If I look at my own journey, I can comfortably state what it means to come to a common understanding.
Yes, I was like any other girl who dreamt of marrying a 'tall, dark and handsome' man who would sweep me off my feet with flowers, chocolates and gifts. I wanted to live a fairytale-like life - with the Prince of my dreams.
I was lucky enough to meet a man, who may not be 'the Prince I dreamt' but who in every way is a man worth defining. Wait on...our click wasn't destined, but created. The first few years of our marriage was like what they say "hell broken loose". When I narrate few incidents such as 'I tore off few of his T-shirts' or 'I used to wail with undue sympathy', everyone thinks I am cooking up stories. I am not. Then (feels like long time ago), both KP and I were immature in our relation. He had his set of expectations and me mine. Neither of us wanted to owe up our faults but waited for the other to break the virtues.
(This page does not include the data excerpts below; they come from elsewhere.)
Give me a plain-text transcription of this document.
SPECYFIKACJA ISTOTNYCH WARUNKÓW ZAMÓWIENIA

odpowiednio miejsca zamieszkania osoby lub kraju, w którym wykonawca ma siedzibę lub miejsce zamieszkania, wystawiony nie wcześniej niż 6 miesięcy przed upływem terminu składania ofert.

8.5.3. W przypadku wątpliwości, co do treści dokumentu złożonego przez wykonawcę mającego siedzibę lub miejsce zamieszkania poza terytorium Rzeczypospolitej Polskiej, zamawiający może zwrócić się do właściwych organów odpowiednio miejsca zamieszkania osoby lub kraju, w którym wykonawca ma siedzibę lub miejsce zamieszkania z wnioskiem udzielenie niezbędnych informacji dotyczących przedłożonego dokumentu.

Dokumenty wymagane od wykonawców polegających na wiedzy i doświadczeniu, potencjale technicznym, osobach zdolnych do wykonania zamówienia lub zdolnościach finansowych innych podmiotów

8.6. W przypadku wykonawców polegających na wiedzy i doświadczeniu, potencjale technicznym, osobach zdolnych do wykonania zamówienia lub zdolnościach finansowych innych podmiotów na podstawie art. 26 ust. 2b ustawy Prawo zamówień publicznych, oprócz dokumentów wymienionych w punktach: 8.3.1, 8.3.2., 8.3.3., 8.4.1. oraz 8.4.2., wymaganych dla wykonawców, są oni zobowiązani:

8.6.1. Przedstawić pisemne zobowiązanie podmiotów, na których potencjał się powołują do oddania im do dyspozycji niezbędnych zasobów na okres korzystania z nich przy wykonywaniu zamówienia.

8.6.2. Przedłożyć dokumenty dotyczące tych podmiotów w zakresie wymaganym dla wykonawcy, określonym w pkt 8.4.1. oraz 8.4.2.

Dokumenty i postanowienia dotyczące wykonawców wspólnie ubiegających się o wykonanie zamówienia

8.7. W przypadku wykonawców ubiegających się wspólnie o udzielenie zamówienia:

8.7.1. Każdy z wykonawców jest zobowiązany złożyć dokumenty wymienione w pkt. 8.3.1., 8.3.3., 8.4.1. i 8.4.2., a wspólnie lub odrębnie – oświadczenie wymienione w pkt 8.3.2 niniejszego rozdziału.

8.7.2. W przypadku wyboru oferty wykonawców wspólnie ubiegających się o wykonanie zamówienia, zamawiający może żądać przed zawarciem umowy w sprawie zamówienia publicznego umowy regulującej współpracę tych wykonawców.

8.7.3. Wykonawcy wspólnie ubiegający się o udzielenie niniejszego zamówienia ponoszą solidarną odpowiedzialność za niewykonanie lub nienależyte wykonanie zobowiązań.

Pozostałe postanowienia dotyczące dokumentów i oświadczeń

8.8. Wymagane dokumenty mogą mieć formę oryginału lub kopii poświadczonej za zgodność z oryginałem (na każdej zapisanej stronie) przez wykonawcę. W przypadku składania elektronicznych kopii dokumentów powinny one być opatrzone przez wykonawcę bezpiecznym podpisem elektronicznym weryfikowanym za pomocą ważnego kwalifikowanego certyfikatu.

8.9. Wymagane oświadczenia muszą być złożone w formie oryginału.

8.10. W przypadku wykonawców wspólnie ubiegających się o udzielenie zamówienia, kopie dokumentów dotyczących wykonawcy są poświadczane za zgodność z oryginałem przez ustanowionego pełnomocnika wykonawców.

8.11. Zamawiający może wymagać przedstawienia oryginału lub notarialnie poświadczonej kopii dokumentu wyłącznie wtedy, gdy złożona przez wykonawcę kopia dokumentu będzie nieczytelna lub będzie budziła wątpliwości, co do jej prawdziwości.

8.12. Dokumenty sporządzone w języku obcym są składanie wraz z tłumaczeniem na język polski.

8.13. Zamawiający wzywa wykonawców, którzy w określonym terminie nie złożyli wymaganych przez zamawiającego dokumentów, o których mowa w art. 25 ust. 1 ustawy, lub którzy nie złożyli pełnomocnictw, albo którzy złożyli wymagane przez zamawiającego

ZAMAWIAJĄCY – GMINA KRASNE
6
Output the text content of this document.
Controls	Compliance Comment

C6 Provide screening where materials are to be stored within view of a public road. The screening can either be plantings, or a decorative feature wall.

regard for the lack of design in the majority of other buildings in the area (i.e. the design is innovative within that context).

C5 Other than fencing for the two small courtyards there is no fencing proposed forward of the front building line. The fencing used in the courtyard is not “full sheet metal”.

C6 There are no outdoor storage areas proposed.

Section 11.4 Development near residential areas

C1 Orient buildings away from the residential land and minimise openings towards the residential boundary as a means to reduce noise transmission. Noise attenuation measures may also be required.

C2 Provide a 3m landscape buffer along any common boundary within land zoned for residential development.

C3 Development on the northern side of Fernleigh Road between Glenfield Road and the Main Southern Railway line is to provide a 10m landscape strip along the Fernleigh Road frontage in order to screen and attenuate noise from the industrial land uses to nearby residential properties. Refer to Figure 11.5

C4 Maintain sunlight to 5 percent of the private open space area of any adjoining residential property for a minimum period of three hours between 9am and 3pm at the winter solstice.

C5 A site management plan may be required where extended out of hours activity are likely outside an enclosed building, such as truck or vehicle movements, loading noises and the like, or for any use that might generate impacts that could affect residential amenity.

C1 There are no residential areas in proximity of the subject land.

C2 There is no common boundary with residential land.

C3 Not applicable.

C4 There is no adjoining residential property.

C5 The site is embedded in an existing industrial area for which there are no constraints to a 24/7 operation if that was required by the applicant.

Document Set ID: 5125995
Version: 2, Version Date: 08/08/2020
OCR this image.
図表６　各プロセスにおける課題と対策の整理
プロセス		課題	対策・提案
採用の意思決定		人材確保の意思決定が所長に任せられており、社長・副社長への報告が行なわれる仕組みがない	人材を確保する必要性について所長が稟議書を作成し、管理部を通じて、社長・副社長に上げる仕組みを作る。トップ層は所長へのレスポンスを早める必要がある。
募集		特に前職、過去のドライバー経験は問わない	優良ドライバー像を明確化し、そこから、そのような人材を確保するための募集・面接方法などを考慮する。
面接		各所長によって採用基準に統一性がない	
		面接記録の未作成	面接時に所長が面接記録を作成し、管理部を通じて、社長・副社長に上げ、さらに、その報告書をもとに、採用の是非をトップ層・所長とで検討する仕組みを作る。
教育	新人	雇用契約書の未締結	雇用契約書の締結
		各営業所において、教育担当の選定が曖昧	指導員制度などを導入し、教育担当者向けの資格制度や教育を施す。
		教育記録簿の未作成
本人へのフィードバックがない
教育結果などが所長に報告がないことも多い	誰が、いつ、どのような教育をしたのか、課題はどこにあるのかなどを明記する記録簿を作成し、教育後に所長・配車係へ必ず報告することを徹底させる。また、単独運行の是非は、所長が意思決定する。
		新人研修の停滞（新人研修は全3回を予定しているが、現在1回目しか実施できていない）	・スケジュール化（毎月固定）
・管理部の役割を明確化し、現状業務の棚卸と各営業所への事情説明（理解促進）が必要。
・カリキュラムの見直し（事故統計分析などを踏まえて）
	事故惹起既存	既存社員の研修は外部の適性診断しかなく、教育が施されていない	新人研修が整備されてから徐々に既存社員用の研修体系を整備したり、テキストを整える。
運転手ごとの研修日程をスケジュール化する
Lolo entered our world and we became 'mutually respectable and understanding' overnight.
Until recent times, I continued my expectations (lesser though) from KP. If he sat on the dewan watching TV, I wished he would brush off the cobwebs. If he basked in the sun reading a book, I wished he would rather level the firewood pile outside. Likewise, I always had wild thoughts running in my mind hoping he would read them somehow. And if he didn't, I felt bad... he wouldn't know, so it was "I" always.
Slowly, I convinced myself to think straight.
I promised to see the good side of my Husband, irrespective. I am happy that he doesn't go bar hopping or gambling. I am thankful that he cooks dinner and takes care of the children when I am out of the house, so much so my gratitude that he religiously washes his own la-gye every weekend. KP never misses his prayers, and I am thankful for this habit of his. He respects my independence (although at times he thinks I am overly independent) and never comments on my needs and wants. For certain, I know he will not betray me with infidelity (some friends caution me when I say this, but then if you don't begin with trust, you will never know what it means to be trusted).
So, instead of complaining for things he doesn't do as I want, I thank him for being the sober man. I remind myself that he also has his own space to move around, and where we are required to think and be like one, we will. Else, he and I are two different people with different likes and dislikes. Just as much as I won't let him influence my life, I will not allow the same with him. We are a couple, indeed, but we are T.W.O persons.
Thus, this is the same story I tell my friends when I hear them crib about their wives or husbands. We have chosen to walk the common path - walk if we must, but let's respect individuality at the end of the day.
To find perfection in another person, begin with defining the same in you.
Note: For days, I have been talking about marriage, love and future with my friends and colleagues. With each passing day, I am beginning to relish life all the more again, and with it comes the beauty of being happily married.